Foreign Aid Benefits Donor Countries
Bill Gates, in a response to the recent U.S. foreign aid budget cuts, wrote how foreign aid not only benefits the recipient countries but also the donor countries. He explained how having more middle-income countries in the world is beneficial for everyone. For instance, when a nation moves up the economic ladder, the donor countries like the U.S. ultimately profit because the newly self-sufficient nations gain increased spending power and become potential consumers, thereby increasing jobs and opportunities in the U.S.
The U.S. and India
Over the last few decades, India has, by far, received one of the largest portions of foreign aid from the U.S.; not surprisingly, India will become the “world’s fifth-largest consumer market by 2025.” Global corporations view India as one of the most powerful markets with a promising future growth, and India’s “favourable population composition and increasing disposable incomes” is expected to only make the nation’s consumer market grow even more. For instance, the middle-income bracket in India is also expected to increase by “more than ten times from its current size of 50 million to 583 million people.” From this type of interaction, the U.S. clearly benefits from foreign aid to India.

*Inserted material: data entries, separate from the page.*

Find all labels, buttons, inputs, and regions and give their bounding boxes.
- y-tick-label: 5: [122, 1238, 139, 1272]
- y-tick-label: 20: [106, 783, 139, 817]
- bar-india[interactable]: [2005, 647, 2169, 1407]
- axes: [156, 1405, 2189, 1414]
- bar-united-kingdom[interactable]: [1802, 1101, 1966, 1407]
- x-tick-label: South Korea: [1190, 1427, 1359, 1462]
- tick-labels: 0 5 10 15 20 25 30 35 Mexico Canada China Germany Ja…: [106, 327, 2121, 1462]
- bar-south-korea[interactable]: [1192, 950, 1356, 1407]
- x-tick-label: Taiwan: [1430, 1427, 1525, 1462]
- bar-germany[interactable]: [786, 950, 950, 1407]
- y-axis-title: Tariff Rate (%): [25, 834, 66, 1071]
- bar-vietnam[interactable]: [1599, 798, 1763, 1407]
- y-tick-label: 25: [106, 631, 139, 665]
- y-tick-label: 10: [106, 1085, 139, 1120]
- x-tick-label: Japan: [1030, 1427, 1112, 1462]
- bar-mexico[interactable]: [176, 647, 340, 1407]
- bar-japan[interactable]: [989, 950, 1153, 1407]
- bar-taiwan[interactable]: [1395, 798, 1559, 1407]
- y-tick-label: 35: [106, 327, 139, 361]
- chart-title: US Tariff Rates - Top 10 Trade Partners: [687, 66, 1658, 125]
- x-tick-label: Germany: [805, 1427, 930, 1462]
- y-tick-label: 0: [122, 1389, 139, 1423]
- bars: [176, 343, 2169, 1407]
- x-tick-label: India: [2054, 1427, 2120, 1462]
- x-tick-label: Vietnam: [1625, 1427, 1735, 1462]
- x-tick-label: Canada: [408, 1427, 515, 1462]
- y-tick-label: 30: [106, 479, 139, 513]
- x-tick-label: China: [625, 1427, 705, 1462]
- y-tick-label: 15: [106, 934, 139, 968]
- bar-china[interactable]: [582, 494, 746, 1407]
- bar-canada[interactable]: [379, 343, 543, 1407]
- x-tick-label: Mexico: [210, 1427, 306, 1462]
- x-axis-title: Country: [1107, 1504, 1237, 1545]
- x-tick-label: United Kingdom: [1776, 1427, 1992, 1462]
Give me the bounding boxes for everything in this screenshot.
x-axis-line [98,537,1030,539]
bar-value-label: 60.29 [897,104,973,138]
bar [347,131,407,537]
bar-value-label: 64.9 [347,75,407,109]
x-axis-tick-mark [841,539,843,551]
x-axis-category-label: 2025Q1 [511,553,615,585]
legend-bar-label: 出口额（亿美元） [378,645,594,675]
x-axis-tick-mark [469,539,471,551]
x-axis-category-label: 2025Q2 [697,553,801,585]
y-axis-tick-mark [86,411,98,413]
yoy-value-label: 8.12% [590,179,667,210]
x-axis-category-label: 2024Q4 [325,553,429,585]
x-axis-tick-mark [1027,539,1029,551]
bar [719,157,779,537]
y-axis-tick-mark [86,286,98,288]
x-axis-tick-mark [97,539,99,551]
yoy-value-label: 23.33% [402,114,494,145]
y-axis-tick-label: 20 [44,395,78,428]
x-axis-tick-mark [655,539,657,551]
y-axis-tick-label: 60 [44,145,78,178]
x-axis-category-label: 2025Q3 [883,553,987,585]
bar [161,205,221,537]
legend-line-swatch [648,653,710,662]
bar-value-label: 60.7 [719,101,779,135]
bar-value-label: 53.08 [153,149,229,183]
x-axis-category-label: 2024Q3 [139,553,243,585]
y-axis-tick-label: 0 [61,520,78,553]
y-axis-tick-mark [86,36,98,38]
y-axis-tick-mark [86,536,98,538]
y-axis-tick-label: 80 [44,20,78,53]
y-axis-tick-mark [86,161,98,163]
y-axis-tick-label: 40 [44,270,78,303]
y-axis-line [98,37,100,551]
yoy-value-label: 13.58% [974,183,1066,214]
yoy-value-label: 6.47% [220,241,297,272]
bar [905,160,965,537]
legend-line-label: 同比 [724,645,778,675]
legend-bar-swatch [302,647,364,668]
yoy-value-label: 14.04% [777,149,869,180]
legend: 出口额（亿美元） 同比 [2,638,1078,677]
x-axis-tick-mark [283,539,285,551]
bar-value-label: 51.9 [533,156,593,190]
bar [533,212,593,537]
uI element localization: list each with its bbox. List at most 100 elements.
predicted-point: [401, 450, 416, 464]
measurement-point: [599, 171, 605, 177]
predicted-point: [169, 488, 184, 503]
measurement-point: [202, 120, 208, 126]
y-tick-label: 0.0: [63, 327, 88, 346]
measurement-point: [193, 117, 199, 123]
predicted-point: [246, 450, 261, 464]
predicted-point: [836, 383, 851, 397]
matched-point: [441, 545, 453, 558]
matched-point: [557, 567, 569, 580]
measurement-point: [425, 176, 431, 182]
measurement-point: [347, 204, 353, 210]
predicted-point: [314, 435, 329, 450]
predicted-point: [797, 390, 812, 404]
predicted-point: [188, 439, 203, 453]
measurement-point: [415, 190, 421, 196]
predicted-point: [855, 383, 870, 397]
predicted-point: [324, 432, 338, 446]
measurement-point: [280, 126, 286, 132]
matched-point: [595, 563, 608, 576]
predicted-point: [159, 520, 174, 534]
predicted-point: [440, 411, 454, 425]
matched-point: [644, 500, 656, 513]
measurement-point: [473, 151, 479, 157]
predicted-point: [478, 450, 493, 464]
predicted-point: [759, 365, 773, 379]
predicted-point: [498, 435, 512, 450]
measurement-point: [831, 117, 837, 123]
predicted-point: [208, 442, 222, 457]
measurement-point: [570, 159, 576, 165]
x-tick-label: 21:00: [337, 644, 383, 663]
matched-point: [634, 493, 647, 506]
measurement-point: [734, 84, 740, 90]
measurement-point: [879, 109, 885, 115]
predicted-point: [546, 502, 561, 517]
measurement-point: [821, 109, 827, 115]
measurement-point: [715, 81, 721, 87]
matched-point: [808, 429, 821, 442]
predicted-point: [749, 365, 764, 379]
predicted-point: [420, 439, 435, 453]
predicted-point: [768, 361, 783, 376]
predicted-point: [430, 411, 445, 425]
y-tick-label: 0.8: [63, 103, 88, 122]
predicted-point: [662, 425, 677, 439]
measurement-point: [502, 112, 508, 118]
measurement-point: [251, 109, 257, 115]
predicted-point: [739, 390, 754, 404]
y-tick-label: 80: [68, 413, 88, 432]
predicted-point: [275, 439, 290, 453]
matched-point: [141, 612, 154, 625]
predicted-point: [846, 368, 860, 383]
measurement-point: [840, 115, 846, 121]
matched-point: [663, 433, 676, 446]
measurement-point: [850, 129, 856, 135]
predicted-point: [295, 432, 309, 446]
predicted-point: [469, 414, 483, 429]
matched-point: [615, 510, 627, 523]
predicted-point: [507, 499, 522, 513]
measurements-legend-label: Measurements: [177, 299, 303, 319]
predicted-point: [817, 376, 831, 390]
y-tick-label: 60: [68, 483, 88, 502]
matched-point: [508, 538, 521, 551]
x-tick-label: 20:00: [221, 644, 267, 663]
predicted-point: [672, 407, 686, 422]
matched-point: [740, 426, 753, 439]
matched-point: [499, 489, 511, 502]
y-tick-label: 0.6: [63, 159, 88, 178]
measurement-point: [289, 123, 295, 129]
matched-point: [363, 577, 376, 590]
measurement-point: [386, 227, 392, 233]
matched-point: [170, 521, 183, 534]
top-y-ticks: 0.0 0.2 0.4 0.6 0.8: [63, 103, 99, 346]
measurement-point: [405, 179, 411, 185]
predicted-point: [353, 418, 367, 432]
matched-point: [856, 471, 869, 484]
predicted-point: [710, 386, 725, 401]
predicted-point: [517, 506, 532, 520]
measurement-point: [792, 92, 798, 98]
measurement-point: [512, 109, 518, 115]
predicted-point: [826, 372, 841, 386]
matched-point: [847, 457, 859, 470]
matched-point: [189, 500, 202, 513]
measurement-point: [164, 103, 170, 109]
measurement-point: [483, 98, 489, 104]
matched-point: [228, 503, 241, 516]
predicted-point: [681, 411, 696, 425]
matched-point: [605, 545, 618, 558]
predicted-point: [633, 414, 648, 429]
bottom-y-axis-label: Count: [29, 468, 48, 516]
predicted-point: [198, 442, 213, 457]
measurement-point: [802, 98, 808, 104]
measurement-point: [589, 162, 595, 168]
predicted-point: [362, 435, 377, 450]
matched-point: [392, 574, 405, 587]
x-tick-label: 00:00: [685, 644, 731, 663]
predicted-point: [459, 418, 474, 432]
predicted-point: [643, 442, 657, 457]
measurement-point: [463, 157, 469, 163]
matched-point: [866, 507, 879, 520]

For example, one study has found that there is a “shift toward higher-quality, higher price subsegments within categories, as Indian consumers trade up with greater frequency and enthusiasm.” A survey demonstrates this as “30 percent of consumers in India are willing to spend more on products that they perceive are ‘better,’” which is a significantly higher percentage than is found in more developed markets like the U.S. and the U.K.
Shifting family structures is another trend in India that increases its consumer market. The traditional joint family structure is fading away as nuclear families replace them. This trend is significant because nuclear families spend “20 percent to 30 percent more per capita than joint families;” additionally, the fact that consumers are increasingly using the internet to make purchasing decisions is a trend that also benefits the U.S..
How the U.S. Benefits from Providing Foreign Aid to India
Providing quality healthcare to its increasing population is one of the greatest challenges for India, and one of the ways the U.S. benefits from foreign aid to India is to aid in the fight against epidemics i.e. AIDS.
The U.S. benefits from foreign aid to India in that through the President’s Emergency Plan for AIDS Relief (PEPFAR), USAID in partnership with the Indian government’s national HIV program has achieved great success in this area. For instance, through prevention education and care to high-risk communities, USAID has managed to reduce new HIV infections by “66 percent since 2000, and nearly one million people living with AIDS are currently on antiretroviral therapy.”
U.S. Benefits Don’t Stop at the Economy and Healthcare
Economy and healthcare are just two of the many sectors in which the U.S. benefits from foreign aid to India. For instance, foreign aid to India also helps the country to offer better education, which helps fight illiteracy and extreme poverty in the country. As a country becomes more educated and self-sufficient, it is empowered to fight global issues such as political instability, poverty, and terrorism, which ultimately threaten everyone around the world. Hence, with continued U.S. support to India, the U.S. will also benefit in a myriad of ways.